Dave has also written two volumes of bagpipe music, “Tummle yer Wilkies,” available for free download at  “I always give out my piping tunes,” Dave adds. “Piping music is meant to be shared.”

Added to his pursuits in playing and composing piping music, since his late teens Dave has been an accomplished guitar player. In his 20s and 30s he was active as a folk music singer-songwriter. After a long hiatus, last year he started composing folk music again using people and places he has met and seen as his inspiration.

Among Dave’s guitar gigs are farmer’s markets, including the Northside, Loveland and Hyde Park Farmer’s Markets (this summer he plans on a regular schedule of four to five slots here). He is well-known to the Queen City Balladeers, a long-lived folk music group in Cincinnati, and occasionally performs at QCB’s Leo Coffeehouse in Norwood on Sunday nights. “Dave is truly a Renaissance man, and all around nice guy,” says Janice Alvarado, a long time Queen City Balladeers member. “His songs are heartfelt with his beautiful clear, melodic voice. I'm even beginning to like the bagpipes!”

He has also performed at open mic nights around the Cincinnati area, including Lydia’s on Ludlow in Clifton, and the Franklin Tavern in Franklin, Ohio.

Dave has lived in Hyde Park for four years (this is his second time around in the United States). In the past he has been a denizen of England, South Africa, Thailand, Ireland and Scotland - his globetrotting due to Michele’s profession in I.T. at P&G for the last 28 years. “They call us ‘economic refugees,’” Dave adds. 

When Dave isn’t piping or strumming, he’s accompanying his 15-year old daughter Iona on her walk to and from The Summit Country Day School. Iona is a black belt martial artist, an accomplished pianist and a possible future ukulele aficionado.

In many ways, Dave comments, living in the United States is similar to living in South Africa, with such common bonds as an outdoor lifestyle, farmer’s markets, barbecuing and sports madness (though in South Africa it’s cricket and rugby instead of baseball and football). 

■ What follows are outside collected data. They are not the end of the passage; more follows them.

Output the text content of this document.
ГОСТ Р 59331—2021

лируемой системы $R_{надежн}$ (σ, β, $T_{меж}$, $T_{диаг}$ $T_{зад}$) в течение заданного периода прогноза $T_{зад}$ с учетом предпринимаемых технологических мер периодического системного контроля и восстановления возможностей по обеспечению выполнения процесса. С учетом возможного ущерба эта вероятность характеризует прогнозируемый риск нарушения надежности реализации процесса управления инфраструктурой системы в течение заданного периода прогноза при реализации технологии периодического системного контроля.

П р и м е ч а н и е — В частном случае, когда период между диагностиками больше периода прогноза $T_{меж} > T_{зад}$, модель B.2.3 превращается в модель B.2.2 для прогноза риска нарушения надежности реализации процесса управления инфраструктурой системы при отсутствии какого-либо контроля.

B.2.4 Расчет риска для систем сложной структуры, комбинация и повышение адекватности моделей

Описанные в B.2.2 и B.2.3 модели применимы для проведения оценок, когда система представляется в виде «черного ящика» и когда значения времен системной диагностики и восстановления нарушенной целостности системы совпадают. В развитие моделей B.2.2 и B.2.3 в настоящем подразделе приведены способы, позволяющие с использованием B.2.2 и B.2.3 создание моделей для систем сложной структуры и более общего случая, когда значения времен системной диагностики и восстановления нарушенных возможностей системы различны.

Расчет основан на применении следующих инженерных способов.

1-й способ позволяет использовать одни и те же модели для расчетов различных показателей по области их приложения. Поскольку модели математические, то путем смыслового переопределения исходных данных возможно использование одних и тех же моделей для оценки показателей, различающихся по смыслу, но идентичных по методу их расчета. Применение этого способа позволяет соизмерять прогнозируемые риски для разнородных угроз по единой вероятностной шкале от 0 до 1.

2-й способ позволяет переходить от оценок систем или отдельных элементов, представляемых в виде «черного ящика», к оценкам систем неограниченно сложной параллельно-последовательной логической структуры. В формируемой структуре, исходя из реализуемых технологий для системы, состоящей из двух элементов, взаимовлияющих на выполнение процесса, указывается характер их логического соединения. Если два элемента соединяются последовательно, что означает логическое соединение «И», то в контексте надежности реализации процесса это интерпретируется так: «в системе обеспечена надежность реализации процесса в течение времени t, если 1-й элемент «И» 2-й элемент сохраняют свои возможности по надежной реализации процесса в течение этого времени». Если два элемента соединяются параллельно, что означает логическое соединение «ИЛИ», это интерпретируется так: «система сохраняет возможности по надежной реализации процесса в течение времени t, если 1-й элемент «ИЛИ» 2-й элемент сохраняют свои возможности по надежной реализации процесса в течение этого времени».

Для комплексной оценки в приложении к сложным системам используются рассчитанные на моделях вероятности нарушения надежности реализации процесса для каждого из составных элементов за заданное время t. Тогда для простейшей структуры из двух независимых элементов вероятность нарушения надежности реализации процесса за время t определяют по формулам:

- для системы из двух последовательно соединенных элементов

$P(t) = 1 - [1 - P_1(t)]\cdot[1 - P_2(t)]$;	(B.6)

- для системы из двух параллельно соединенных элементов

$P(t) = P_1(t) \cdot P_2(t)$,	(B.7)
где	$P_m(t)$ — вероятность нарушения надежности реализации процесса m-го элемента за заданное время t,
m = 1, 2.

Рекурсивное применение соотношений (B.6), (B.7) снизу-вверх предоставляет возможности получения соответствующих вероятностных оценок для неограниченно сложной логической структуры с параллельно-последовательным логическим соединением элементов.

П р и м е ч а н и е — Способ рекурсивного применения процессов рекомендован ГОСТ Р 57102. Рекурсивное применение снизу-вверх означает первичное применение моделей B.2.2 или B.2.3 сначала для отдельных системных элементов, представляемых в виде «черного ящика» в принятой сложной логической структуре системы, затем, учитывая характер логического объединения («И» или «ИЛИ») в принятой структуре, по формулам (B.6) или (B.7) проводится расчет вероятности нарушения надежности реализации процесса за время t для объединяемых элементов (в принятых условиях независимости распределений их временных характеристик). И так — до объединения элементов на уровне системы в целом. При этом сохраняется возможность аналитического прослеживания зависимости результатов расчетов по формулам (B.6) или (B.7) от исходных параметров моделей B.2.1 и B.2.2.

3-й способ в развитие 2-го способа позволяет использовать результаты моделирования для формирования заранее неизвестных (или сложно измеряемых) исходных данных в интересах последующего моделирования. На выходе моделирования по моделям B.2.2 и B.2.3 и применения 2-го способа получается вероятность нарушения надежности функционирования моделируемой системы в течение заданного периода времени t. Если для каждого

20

Michele and Dave also relish celebrating typical Scottish traditions such as Burns Night held near the January 25th birthday of Scottish poet Robert Burns, as well as St. Andrew Night, the feast day of Scotland’s patron saint, in late November. Dave’s guests share in such home-prepared Scottish delicacies as haggis and cock a leekie soup.

Dave has a ritual of practicing on the bagpipes for one to two hours a day. Pipe music has to be memorized, he explains, with a typical repertoire consisting of around 40 tunes. He has also been known to get the pipes out and play a few tunes at public gatherings. “Bagpipes are a very ‘in your face’ kind of instrument, loud and brash,” he notes. Bagpipes are customarily played at special events like funerals, weddings and Scottish or Irish celebrations like St. Paddy’s Day, Burns Night and St. Andrew’s.

He gingerly offers advice for those wanting to learn to play the bagpipes. “Learn your basics to get the movements right,” he urges. “Master the rudiments in order to play the pipes properly. You have no volume control, and you can’t stop and start as with other instruments. Rudiments are how we add expression to our music.”